Chinese Spy Balloons
AI-generated Seinfeld spoof banned, VMware ransomware
I’m easing myself back into writing a somewhat-regular newsletter here, now that I’m back from a recent trip to Dubai. If it turns out to still be a bit sporadic for a while, please bear with me.
I went to Dubai for a wedding, but the whole experience — including living with a cheap burner smartphone for a week — was very illuminating. If you are interested in the things I’ve learned, check out this podcast episode I recorded about it. Speaking of my podcast, it turned three yesterday, which is something I am pretty proud of.
So, the biggest story at the moment seem to be these Chinese spy balloons. One of which seems to have started somewhat of a diplomatic crisis.
US Navy divers are working to recover the wreckage of the Chinese surveillance balloon that was shot down off the coast of South Carolina. Fighter jets brought the craft down over US territorial waters on Saturday and debris is spread over a wide area. The US believes the balloon was monitoring sensitive military sites. Its discovery set off a diplomatic crisis, with US Secretary of State Antony Blinken immediately calling off this weekend's trip to China. The Chinese authorities denied it was used for spying and insisted it was a weather ship blown astray.
Admiral Mike Mullen, former chair of the US Joint Chiefs of Staff, said on Sunday he thought the Chinese military might have launched the balloon intentionally to disrupt Mr Blinken's trip to China. His visit would have been the first such high level US-China meeting there in years. Adm Mullen rejected China's suggestion it might have blown off course, saying it was manoeuvrable because "it has propellers on it". Marco Rubio, vice-chair of the Senate intelligence committee, told CNN it was a "brazen effort" by China to embarrass the president ahead of his State of the Union address on Tuesday.
The high-altitude balloon — thought to be the size of three buses — was shot out of the sky by a Sidewinder air-to-air missile fired from an F-22 jet fighter. US TV networks broadcast the moment the missile struck, with the giant white object falling to the sea after a small explosion.
Apparently, this wasn’t the first such balloon that China has deployed over the USA.
According to United States defense officials, there have been several instances of Chinese balloons suspected of surveillance activity entering United States airspace in recent years over Florida, Guam, and Hawaii. In those instances, China was able to recover the balloons. No prior incursion persisted as long as the 2023 incident, which overflew the North American continent coast to coast. Of the preceding incidents, one occurred earlier during Biden's presidency and three occurred during Trump's presidency, according to an unspecified senior U.S. defense official.
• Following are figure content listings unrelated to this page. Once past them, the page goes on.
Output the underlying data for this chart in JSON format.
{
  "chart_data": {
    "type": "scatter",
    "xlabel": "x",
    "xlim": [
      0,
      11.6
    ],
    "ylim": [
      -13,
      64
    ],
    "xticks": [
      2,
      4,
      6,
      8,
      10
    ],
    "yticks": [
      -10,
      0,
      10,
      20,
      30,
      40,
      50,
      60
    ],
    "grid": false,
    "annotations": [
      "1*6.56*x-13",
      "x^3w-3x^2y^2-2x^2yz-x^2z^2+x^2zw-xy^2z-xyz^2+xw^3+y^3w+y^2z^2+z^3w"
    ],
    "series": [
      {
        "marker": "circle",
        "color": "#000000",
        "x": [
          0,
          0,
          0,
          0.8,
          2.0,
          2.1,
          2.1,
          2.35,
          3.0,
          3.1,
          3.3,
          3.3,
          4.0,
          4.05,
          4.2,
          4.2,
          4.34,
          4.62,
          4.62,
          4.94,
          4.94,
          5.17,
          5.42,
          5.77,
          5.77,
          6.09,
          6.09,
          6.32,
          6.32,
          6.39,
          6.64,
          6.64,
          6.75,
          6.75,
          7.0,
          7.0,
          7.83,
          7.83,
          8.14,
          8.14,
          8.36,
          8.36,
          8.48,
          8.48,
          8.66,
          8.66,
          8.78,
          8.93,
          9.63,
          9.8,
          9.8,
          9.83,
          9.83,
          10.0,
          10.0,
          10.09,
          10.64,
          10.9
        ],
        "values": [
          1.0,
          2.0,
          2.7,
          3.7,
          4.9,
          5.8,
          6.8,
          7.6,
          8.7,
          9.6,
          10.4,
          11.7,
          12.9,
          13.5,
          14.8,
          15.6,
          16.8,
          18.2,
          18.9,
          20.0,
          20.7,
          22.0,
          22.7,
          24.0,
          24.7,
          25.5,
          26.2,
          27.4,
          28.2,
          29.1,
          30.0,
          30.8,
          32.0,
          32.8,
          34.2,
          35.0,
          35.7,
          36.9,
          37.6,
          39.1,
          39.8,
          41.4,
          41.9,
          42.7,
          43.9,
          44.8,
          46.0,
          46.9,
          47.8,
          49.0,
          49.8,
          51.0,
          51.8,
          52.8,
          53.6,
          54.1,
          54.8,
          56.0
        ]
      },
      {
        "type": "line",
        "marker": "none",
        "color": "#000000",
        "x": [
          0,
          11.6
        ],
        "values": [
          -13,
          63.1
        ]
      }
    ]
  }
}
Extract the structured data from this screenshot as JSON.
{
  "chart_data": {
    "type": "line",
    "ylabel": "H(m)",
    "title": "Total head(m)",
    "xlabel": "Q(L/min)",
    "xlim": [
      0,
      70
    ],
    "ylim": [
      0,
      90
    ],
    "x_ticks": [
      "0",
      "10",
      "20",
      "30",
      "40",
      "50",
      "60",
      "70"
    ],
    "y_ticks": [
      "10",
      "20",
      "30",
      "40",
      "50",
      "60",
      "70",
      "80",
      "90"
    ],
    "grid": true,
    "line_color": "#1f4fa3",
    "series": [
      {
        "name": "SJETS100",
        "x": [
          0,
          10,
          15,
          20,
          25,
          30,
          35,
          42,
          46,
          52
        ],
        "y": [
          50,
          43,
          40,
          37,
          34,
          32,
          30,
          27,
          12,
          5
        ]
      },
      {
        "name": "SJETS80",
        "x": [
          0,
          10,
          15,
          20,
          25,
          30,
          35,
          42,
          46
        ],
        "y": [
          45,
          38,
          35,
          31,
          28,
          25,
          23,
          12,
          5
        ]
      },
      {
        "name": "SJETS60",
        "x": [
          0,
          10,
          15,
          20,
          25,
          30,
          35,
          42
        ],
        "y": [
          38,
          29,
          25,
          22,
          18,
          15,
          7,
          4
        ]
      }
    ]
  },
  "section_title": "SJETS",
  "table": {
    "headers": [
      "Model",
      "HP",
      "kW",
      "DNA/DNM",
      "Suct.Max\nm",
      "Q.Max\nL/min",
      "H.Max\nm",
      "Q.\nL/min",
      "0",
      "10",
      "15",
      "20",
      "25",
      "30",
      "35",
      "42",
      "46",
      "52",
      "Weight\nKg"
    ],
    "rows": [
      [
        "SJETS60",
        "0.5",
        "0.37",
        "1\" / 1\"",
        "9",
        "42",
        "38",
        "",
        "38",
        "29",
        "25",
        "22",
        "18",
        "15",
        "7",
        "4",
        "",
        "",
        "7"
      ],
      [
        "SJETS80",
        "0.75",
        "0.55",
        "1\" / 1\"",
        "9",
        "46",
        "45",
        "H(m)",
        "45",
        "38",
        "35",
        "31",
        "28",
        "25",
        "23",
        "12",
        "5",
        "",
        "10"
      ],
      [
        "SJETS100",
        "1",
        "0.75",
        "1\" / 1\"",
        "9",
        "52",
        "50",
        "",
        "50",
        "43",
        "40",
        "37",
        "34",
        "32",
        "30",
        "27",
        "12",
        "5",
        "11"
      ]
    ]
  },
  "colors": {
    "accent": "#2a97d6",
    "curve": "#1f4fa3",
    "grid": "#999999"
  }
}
Trump and former officials in his administration denied that such incidents occurred during his presidency.
As of 2021, China's fleet of intelligence, surveillance, target acquisition, and reconnaissance (ISTAR) satellites had over 260 systems, second only to the United States. A U.S. defense official stated that the balloon had "limited additive value from an intelligence collection perspective", while security analysts said such balloons still retained certain operational advantages over ISTAR satellites.
Both the US and the Soviet Union were well known to use balloons like this during the Cold War, so they in itself aren’t anything new. The most interesting aspect of this story is that it is being used to question Joe Biden’s further presidential career.
US President Joe Biden is facing a backlash over his handling of the Chinese spy balloon, with critics rounding on the him for doing “too little, too late” and leaving the US “humiliated”. Pressure was mounting on Mr Biden as he prepared to deliver his State of the Union address on Tuesday, with Republican critics accusing him of making the US look weak.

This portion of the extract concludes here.